Someone put Nat King Cole’s ‘Honeysuckle Rose’ on the juke-box and the pub shook into a languid sort of life. Jimmy stubbed out his cigarette. As he looked up, an unwelcome sight hove into view. Fat Roger, belly flying at half-mast, bustled towards him, clutching a half-pint of beer that slopped over his hand as he walked. He looked more than somewhat frantic.
‘That pillock of a magistrate. Did you hear what he did? He bound us all over to keep the peace.’ Roger sat, uninvited, opposite Jimmy. He smelt of stale biscuits and his moist lips quivered like those of a gerbil.
‘He binds the Grants over. Fair enough. They started it. Then he binds me over and the wife and the kids, all of us, the whole family! That’s out of order.’
Apparently, there has been some fracas in the street involving Fat Roger and his neighbours. Fat Roger launched into a long saga of music being played too loud; washing disappearing from the line; stones being thrown at the dog; exchanges of insults; overthrown dustbins and finally, a flurry of fisticuffs on the pavement. Jimmy listens to the whining voice with mounting distaste. Nat King Cole turns into the Bee Gees who gotta getta letta to somebody and Fat Roger spots that Jimmy is about to try and leave and changes tack. He pulls out a roll of cartridge paper from under his arm.
‘Do you like this? I’ve taken up painting.’ He unfurls a picture of something that might be a railway siding.
‘That’s terrific, Roger.’ Jimmy lifts his jacket from the bac
k of the chair and stands up.
‘Paddy Lennon’s in hospital.’ Fat Roger makes a last-ditch attempt to detain him.
‘Oh yeah?’ Jimmy pauses a second too long and misses his exit. Fat Roger’s eyes gleam with triumph.
‘You remember Rosemary, his bird, the one with the poppy-out eyes who swallows pills the whole time? Well, they’re in bed one night and she’s depressed. So she sits up and starts moaning on and on and Paddy’s trying to sleep so he takes no notice. And then she starts to scratch at her wrists with a razor. So she pokes him in the back and tells him she’s cut her wrists. Well, he still takes no notice. So she cuts his wrists. Hahahahahahaha.’ The story seems to cheer Fat Roger up.
‘I’m off to try and find Dave Garner,’ says Jimmy gruffly.
‘Where is he? He owes me a tenner. Where will you be?’ The whining voice follows Jimmy to the door.
‘If I knew where I’d be, I wouldn’t go there.’ Jimmy is about to go through the door when a heavily built man with a face like an eighteen-pound hammer comes in. He walks in slowly, like a sleepwalker, hardly aware of his surroundings. He’s wearing a collarless shirt and a raincoat.

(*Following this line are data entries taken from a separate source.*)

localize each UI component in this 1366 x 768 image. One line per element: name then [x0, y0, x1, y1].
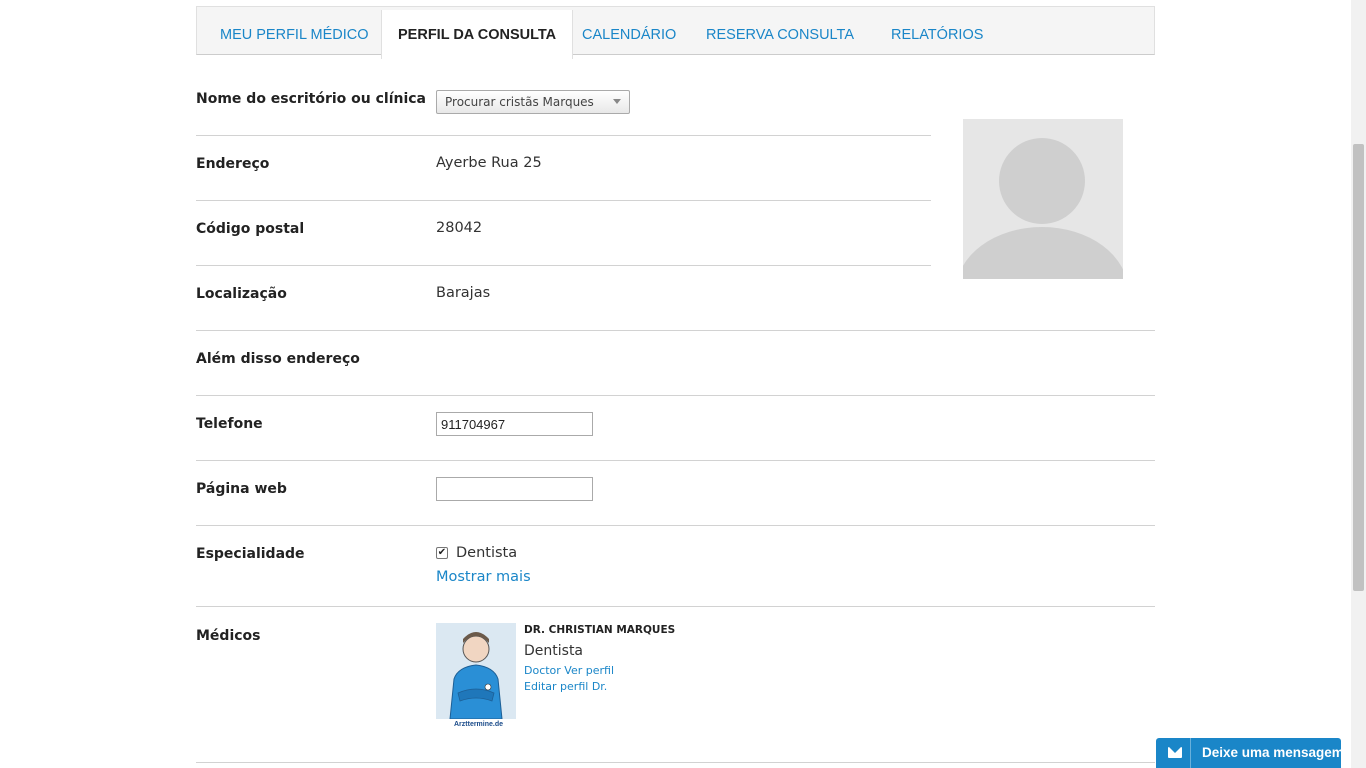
postal-label: Código postal — [196, 221, 305, 237]
tab-book-consultation[interactable]: RESERVA CONSULTA — [706, 7, 854, 55]
location-value: Barajas — [436, 285, 491, 301]
tab-consultation-profile[interactable]: PERFIL DA CONSULTA — [381, 10, 574, 59]
clinic-label: Nome do escritório ou clínica — [196, 91, 427, 107]
show-more-link[interactable]: Mostrar mais — [436, 569, 531, 585]
specialty-label: Especialidade — [196, 546, 305, 562]
tab-my-medical-profile[interactable]: MEU PERFIL MÉDICO — [220, 7, 369, 55]
tab-calendar[interactable]: CALENDÁRIO — [582, 7, 676, 55]
user-placeholder-icon — [963, 138, 1123, 279]
postal-value: 28042 — [436, 220, 483, 236]
location-label: Localização — [196, 286, 287, 302]
website-row: Página web — [196, 461, 1155, 526]
doctor-photo-brand: Arzttermine.de — [454, 721, 504, 728]
chat-divider — [1190, 738, 1191, 768]
doctor-edit-profile-link[interactable]: Editar perfil Dr. — [524, 680, 607, 693]
specialty-row: Especialidade Dentista Mostrar mais — [196, 526, 1155, 607]
extra-address-label: Além disso endereço — [196, 351, 360, 367]
chat-widget-button[interactable]: Deixe uma mensagem — [1156, 738, 1341, 768]
website-label: Página web — [196, 481, 287, 497]
doctors-label: Médicos — [196, 628, 261, 644]
website-input[interactable] — [436, 477, 593, 501]
specialty-checkbox[interactable]: ✔ — [436, 547, 448, 559]
postal-row: Código postal 28042 — [196, 201, 931, 266]
address-value: Ayerbe Rua 25 — [436, 155, 542, 171]
scrollbar-thumb[interactable] — [1353, 144, 1364, 591]
tab-bar: MEU PERFIL MÉDICO PERFIL DA CONSULTA CAL… — [196, 6, 1155, 59]
doctors-row: Médicos — [196, 607, 1155, 763]
doctor-specialty: Dentista — [524, 643, 584, 659]
address-row: Endereço Ayerbe Rua 25 — [196, 136, 931, 201]
chat-label: Deixe uma mensagem — [1202, 745, 1341, 760]
chevron-down-icon — [613, 99, 621, 104]
doctor-view-profile-link[interactable]: Doctor Ver perfil — [524, 664, 614, 677]
extra-address-row: Além disso endereço — [196, 331, 1155, 396]
phone-label: Telefone — [196, 416, 263, 432]
tab-reports[interactable]: RELATÓRIOS — [891, 7, 983, 55]
address-label: Endereço — [196, 156, 270, 172]
clinic-select[interactable]: Procurar cristãs Marques — [436, 90, 630, 114]
specialty-option-label: Dentista — [456, 545, 518, 561]
phone-input[interactable] — [436, 412, 593, 436]
envelope-icon — [1168, 747, 1182, 758]
doctor-name: DR. CHRISTIAN MARQUES — [524, 624, 676, 636]
clinic-select-value: Procurar cristãs Marques — [445, 95, 594, 109]
clinic-avatar — [963, 119, 1123, 279]
phone-row: Telefone — [196, 396, 1155, 461]
doctor-photo[interactable] — [436, 623, 516, 719]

Fat Roger’s eyes light up at the thought of company: ‘Hello there, Frank.’
The man looks up, registers Fat Roger and moves sombrely towards the table.
Jimmy makes his escape. The pub doors bang to and fro behind him.
Outside, it is still light. A blue silk sky runs into the jagged rooftops. Jimmy clenches his teeth. From Luigi’s bakery, the smell of Monday’s freshly baked bread is already hitting the street reminding him that he hasn’t eaten. Whisky will cure him of his appetite. The restless feeling still has hold of him and there is a tension at the back of his head. He passes Harry’s Rehearsal Bar and crosses over past the dive bar at the end of Gerrard Street and into The Bells.
Dave is already there, standing with his back to the bar. His is the smile of a dissolute priest. He has captured a dupe, a gullible-looking man with spectacles and a mackintosh. Catching sight of Jimmy, he winks.